Pope Benedict XVI is to step down as head of the Catholic church at the end of this month, the Vatican has announced.

The move, which came without warning, will take place on 28 February and leave the papacy vacant until a successor is chosen.

The pope announced his decision in Latin on Monday morning during a meeting of cardinals. He informed them of "a decision of great importance for the life of the church".

According to a Vatican statement, Benedict, 85, said he was resigning due to his age and declining strength. "After having repeatedly examined my conscience before God, I have come to the certainty that my strengths, due to an advanced age, are no longer suited to an adequate exercise of the Petrine ministry.

"For this reason, and well aware of the seriousness of this act, with full freedom I declare that I renounce the ministry of bishop of Rome, successor of Saint Peter, entrusted to me by the cardinals on 19 April 2005, in such a way, that as from 28 February 2013, at 20:00 hours, the See of Rome, the See of Saint Peter, will be vacant and a conclave to elect the new supreme pontiff will have to be convoked by those whose competence it is."

Benedict, who became the 265th pope in 2005, has arthritis, particularly in his knees, hips and ankles. He had been due to travel to Brazil, the largest Catholic country in the world, in July for a youth festival, but concerns had been raised among Vatican observers about whether he was well enough.

A voluntary papal resignation is rare – certainly in recent centuries.
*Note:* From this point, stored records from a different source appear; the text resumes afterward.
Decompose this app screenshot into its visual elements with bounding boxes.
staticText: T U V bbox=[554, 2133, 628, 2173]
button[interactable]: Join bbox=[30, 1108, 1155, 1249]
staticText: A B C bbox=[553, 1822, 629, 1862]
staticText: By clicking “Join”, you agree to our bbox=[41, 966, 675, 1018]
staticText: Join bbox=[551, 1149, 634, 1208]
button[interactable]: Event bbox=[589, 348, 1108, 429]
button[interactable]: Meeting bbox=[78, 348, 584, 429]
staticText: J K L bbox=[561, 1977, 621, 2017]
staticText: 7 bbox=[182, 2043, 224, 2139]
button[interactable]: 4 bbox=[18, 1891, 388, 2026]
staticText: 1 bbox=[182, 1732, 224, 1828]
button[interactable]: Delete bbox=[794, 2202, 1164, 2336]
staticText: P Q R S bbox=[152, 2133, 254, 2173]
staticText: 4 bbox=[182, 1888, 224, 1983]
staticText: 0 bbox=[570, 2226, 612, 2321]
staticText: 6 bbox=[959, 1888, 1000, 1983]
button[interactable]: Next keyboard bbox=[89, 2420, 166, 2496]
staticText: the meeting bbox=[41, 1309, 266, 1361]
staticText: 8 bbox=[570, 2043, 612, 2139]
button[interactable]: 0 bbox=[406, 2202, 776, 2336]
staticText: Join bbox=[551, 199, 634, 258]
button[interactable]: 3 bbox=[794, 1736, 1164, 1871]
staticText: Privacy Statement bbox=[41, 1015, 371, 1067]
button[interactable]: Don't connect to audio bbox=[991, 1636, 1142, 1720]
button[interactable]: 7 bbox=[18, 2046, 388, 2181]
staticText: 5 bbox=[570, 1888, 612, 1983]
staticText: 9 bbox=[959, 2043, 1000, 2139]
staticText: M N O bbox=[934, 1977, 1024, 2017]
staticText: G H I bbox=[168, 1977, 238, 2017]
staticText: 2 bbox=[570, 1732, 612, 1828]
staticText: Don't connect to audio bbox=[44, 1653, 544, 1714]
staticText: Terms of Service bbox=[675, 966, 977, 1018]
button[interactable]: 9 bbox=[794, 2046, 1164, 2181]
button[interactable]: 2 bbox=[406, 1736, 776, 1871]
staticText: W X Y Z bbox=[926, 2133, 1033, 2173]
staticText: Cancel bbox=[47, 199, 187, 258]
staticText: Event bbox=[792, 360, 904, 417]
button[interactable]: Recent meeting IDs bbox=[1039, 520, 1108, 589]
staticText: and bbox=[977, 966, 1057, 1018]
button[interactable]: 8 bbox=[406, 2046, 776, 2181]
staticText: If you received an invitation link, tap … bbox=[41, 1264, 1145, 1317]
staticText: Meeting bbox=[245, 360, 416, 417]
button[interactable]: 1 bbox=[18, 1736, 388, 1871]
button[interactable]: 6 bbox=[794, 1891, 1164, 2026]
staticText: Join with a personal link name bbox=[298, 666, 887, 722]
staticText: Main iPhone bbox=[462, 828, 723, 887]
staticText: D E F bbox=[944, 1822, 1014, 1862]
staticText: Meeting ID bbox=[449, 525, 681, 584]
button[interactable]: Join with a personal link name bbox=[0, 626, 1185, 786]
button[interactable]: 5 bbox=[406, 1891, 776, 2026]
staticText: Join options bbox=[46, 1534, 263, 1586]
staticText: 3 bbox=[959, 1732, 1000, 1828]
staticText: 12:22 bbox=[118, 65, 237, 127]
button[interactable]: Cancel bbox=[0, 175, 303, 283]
Pope Celestine V exercised his right to abdicate in 1294.

Anonymous said...


In Germany, Angela Merkel has given her reaction to the resignation of Pope Benedict, who was born Joseph Ratzinger in Bavaria in 1927. Merkel thanked the pope for his work as head of the Catholic church, Kate Connolly reports from Berlin, and said his decision to resign was to be given "the absolute highest respect".

Benedict, she said, "is and remains one of the most important religious thinkers of our time". She added that if he was too weak to fulfil his duties, that had to be respected. "In an age like ours when people live ever longer, many people will understand that even the pope has to come to terms with the burdens of ageing."

Anonymous said...

My first thought too: some journalist has finally got hold of something too damaging for even this appalling organisation to talk its way out of. But my second thought was more depressing: how does one shame a man who thinks that the sexual abuse of hundreds of thousands of children is a trivial matter compared with the prestige of his institution - and who is evidently part of a whole generation of men who think the same thing? Although it is high time that people who knowingly covered the tracks of abusers are held equally responsible, since even if they may not have carried out the abuse in person, they effectively handed children over to their abusers and remorselessly enabled the abusers to continue destroying young lives.

I imagine that college of cardinals is now so thoroughly staffed by right-wingers and extreme conservatives that he knows he can resign without any danger of anyone with the slightest trace of liberal principle being elected as his successor.